The fact that the UN and the World Bank have introduced a new scheme aimed at helping developing nations recover assets pilfered by corrupt leaders implies a distrust in Indonesia's judicial system when it comes to taking on the powerful.

This lack of confidence has been apparent in the continuing demands for an international tribunal for Indonesian Army generals implicated in gross human rights violations in East Timor in 1999. These generals have escaped sentences, while some have even won promotions.

Despite this distrust, the joint initiative is the helping hand Indonesia needs after almost a decade of thwarted efforts to recover state assets allegedly stolen by Soeharto, his family and his cronies.

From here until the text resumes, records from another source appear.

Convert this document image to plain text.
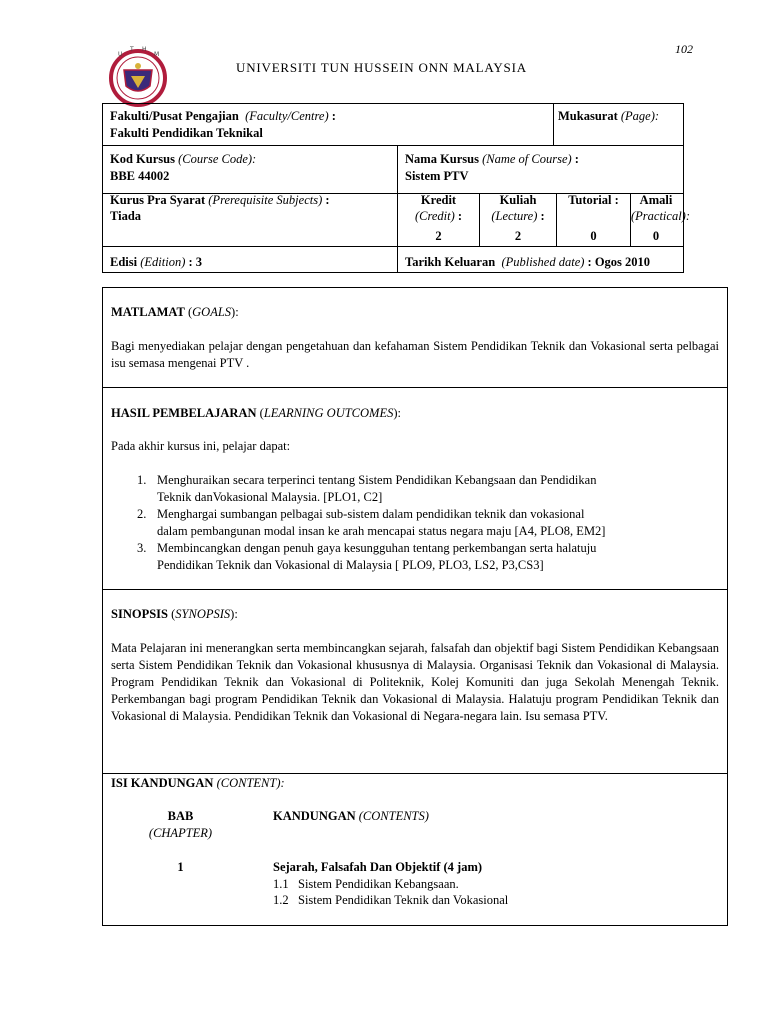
102
U
T H
M
UNIVERSITI TUN HUSSEIN ONN MALAYSIA
Fakulti/Pusat Pengajian (Faculty/Centre) :
Fakulti Pendidikan Teknikal
Mukasurat (Page):
Kod Kursus (Course Code):
BBE 44002
Nama Kursus (Name of Course) :
Sistem PTV
Kurus Pra Syarat (Prerequisite Subjects) :
Tiada
Kredit
(Credit) :
2
Kuliah
(Lecture) :
2
Tutorial :
0
Amali
(Practical):
0
Edisi (Edition) : 3	Tarikh Keluaran (Published date) : Ogos 2010
MATLAMAT (GOALS):
Bagi menyediakan pelajar dengan pengetahuan dan kefahaman Sistem Pendidikan Teknik dan Vokasional serta pelbagai isu semasa mengenai PTV .
HASIL PEMBELAJARAN (LEARNING OUTCOMES):
Pada akhir kursus ini, pelajar dapat:
1. Menghuraikan secara terperinci tentang Sistem Pendidikan Kebangsaan dan Pendidikan
Teknik danVokasional Malaysia. [PLO1, C2]
2. Menghargai sumbangan pelbagai sub-sistem dalam pendidikan teknik dan vokasional
dalam pembangunan modal insan ke arah mencapai status negara maju [A4, PLO8, EM2]
3. Membincangkan dengan penuh gaya kesungguhan tentang perkembangan serta halatuju
Pendidikan Teknik dan Vokasional di Malaysia [ PLO9, PLO3, LS2, P3,CS3]
SINOPSIS (SYNOPSIS):
Mata Pelajaran ini menerangkan serta membincangkan sejarah, falsafah dan objektif bagi Sistem Pendidikan Kebangsaan serta Sistem Pendidikan Teknik dan Vokasional khususnya di Malaysia. Organisasi Teknik dan Vokasional di Malaysia. Program Pendidikan Teknik dan Vokasional di Politeknik, Kolej Komuniti dan juga Sekolah Menengah Teknik. Perkembangan bagi program Pendidikan Teknik dan Vokasional di Malaysia. Halatuju program Pendidikan Teknik dan Vokasional di Malaysia. Pendidikan Teknik dan Vokasional di Negara-negara lain. Isu semasa PTV.
ISI KANDUNGAN (CONTENT):
BAB
(CHAPTER)
KANDUNGAN (CONTENTS)
1	Sejarah, Falsafah Dan Objektif (4 jam)
1.1 Sistem Pendidikan Kebangsaan.
1.2 Sistem Pendidikan Teknik dan Vokasional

There were hopes, later proven to be false, that the reform movement that toppled Soeharto in May 1998 would lead to his trial. The People's Consultative Assembly issued Decree No. XI/1998 which orders an investigation into corruption, collusion and nepotism involving the former president.

However, post-Soeharto administrations have found it hard to fulfill the Assembly's decree, restricting themselves to formal legal measures that are insufficient to settle such an extraordinary case as Soeharto's.

Our law enforcers are dancing to Soeharto's drumbeat. His claims of ill health have helped him avoid trial, a strategy that has been adopted by other former officials to escape justice, or at least buy time.

Soeharto's lawyers are correct, therefore, when they say their client is innocent. After all, he has never been convicted by a court. But it seems he is considered clean only in his own country. The world community, through the UN and the World Bank, see things differently.

State prosecutors are now bringing a civil lawsuit against the former president for alleged embezzlement through one of his foundations, with damages sought from him amounting to Rp 15 trillion. But many believe the momentum has already been lost, and the move will only lead law enforcers to a dead end.

It is a good thing that President Susilo Bambang Yudhoyono will take time out his visit to the United States to attend the UN General Assembly next week to talk to the World Bank about what they can do to recover the money.

But such discussions alone are far from enough. The UN and the World Bank can only provide the basics. The bulk of the job is in Indonesia's hands. It has been apparent from the outset that our leaders' lack of political will has helped Soeharto remain untouchable.

The example of the Philippines should have taught Indonesia a lesson on the bold measures needed to deal with the corruption of former leaders. Former president Corazon Aquino declared the wealth amassed by her predecessor, the kleptocratic dictator Ferdinand Marcos, a result of corruption and froze it. It took the Philippines a decade to finally convict Marcos and recover the stolen assets, but they did it.

There is a pressing need to deal Soeharto's case outside the ordinary legal system. This requires the same courage that Indonesia found when the Provisional People's Consultative Assembly stripped founding president Sukarno of his power in 1967 and when the Assembly impeached President Abdurrahman Wahid in 2001.

Prolonged legal measures, which have proven ineffective, will only drag things out. Indonesia will continue to lose respect in the international community for failing to clean up this mess inherited from the past.

Our leaders deserve respect when it's due, but they should not be above the law.